NY town votes to stop Google Earth pool peering

RIVERHEAD, N.Y. –

Big Brother’s not watching anymore. At least not the pool.

Newsday reports that council members in the town of Riverhead have voted to stop using Google Earth to check whether all pools are properly permitted.

The town had used the satellite image service to find pools for which homeowners never filled out the required paperwork. Officials said the unpermitted pools were a safety concern because there was no way to know whether the pools’ plumbing, electrical work and fencing met state and local regulations without the required inspections.

The council voted Wednesday that overhead satellite images couldn’t be used as the basis for prosecutions of violations that couldn’t easily be seen from public areas.

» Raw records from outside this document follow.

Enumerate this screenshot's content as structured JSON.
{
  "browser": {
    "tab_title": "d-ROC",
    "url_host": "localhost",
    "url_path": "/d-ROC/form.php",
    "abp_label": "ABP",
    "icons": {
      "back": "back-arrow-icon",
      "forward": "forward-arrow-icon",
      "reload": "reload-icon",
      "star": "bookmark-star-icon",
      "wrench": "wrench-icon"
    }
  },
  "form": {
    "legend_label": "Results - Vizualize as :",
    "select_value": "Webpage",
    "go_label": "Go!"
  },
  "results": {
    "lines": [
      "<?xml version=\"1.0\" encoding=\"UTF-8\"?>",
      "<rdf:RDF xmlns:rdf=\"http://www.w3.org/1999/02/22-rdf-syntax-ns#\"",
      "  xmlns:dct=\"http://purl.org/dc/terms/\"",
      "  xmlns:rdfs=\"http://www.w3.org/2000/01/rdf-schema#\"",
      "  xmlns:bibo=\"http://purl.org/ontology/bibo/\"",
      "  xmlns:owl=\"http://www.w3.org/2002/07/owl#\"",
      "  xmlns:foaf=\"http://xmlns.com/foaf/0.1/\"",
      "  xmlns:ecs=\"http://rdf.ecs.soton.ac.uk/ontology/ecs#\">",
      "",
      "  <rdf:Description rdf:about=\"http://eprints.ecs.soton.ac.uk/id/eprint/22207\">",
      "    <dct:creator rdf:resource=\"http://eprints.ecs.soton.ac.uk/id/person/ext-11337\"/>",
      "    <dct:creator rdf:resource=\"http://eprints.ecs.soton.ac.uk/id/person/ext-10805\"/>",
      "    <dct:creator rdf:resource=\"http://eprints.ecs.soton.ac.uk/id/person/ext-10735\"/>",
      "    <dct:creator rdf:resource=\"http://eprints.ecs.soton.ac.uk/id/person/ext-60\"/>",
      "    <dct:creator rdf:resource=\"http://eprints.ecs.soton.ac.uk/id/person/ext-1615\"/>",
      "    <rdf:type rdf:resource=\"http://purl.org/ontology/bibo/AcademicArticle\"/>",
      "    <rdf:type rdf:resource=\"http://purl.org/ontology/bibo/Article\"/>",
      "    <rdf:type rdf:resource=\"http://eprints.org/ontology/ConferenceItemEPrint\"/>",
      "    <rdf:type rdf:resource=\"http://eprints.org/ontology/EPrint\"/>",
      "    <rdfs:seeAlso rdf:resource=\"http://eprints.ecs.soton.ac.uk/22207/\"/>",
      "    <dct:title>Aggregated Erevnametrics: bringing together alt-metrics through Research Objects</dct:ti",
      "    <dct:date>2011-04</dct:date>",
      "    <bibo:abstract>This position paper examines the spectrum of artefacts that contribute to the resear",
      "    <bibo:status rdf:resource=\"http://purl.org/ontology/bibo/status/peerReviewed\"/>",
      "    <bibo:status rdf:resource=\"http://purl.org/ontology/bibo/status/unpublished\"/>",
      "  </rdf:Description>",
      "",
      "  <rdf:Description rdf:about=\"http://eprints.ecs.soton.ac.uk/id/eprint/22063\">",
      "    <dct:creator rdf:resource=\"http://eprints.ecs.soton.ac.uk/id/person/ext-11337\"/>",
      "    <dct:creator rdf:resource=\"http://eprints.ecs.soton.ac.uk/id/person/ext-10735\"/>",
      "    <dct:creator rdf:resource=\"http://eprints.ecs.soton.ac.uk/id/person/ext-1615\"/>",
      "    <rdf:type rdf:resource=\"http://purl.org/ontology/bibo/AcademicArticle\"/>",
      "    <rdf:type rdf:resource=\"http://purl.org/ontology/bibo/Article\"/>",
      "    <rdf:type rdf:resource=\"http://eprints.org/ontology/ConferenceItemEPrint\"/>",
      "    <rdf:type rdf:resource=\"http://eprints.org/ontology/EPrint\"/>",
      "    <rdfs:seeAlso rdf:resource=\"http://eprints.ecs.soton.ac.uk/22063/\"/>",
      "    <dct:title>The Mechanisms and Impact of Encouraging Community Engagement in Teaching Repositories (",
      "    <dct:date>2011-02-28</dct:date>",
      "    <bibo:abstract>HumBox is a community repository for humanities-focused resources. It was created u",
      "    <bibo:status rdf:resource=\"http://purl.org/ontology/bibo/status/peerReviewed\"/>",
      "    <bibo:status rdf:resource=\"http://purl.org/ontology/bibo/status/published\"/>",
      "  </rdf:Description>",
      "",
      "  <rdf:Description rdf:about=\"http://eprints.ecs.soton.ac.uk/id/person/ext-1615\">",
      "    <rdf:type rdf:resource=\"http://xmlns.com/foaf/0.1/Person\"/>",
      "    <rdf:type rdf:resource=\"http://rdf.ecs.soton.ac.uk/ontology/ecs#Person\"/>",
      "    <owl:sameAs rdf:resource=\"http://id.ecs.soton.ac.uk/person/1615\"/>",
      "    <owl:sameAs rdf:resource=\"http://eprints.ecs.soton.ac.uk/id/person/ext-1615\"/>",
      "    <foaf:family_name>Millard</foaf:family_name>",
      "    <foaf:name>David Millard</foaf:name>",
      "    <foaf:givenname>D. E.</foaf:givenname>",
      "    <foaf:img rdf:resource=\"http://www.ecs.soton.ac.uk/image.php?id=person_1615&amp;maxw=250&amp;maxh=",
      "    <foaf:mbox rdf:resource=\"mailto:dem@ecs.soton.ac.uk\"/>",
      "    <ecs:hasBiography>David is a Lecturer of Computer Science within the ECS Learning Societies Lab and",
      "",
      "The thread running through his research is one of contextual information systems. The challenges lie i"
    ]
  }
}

I find this an interesting question: Can a government use public images like Google Earth as a tool for catching building code violations, when the violation is not apparent from streets and sidewalks? What about catching cheats, like the household on unemployment or welfare that builds a pool, new shed or buys play equipment (as the IRS has apparently started doing.)

More below the fold.

Here is another interesting question: If the government can legally use public satellite images like Google Earth to monitor the populace, can it legally use private satellite images, say, from a government run system of very high resolution orbital imagers able to provide near real-time tracking? The technology exists, as Bush II demonstrated with his “proof” of “nuclear warhead missiles” being transported through Iraq (which turned out to be sewer pipes if memory serves, but I digress.) Imaging technology has advanced significantly in the last 10 years, and the US admits to putting new spy satellites into orbit every couple of months.

If a government can legally use public and private satellite images, can the public do so as well? If an environmental activist used Google Earth to show clear-cutting in restricted parts of a designated wilderness area, or a mine operation of a type other than what was described in public disclosure documents, would the images be allowed in to evidence or thrown out as unreasonable invasions of privacy?

What if, instead of catching welfare cheats and building code violators, the satellites were used for personal surveillance? In theory, it would be easy to keep tabs on a mosque or suspected terrorist training school by satellite and tracking people as they come and go; by finding where these people go, it would be trivial to deduce their identity based on the location of their residence or employment.

Does the very act of stepping out of doors — even into your own back yard — mean you give up every shred of privacy?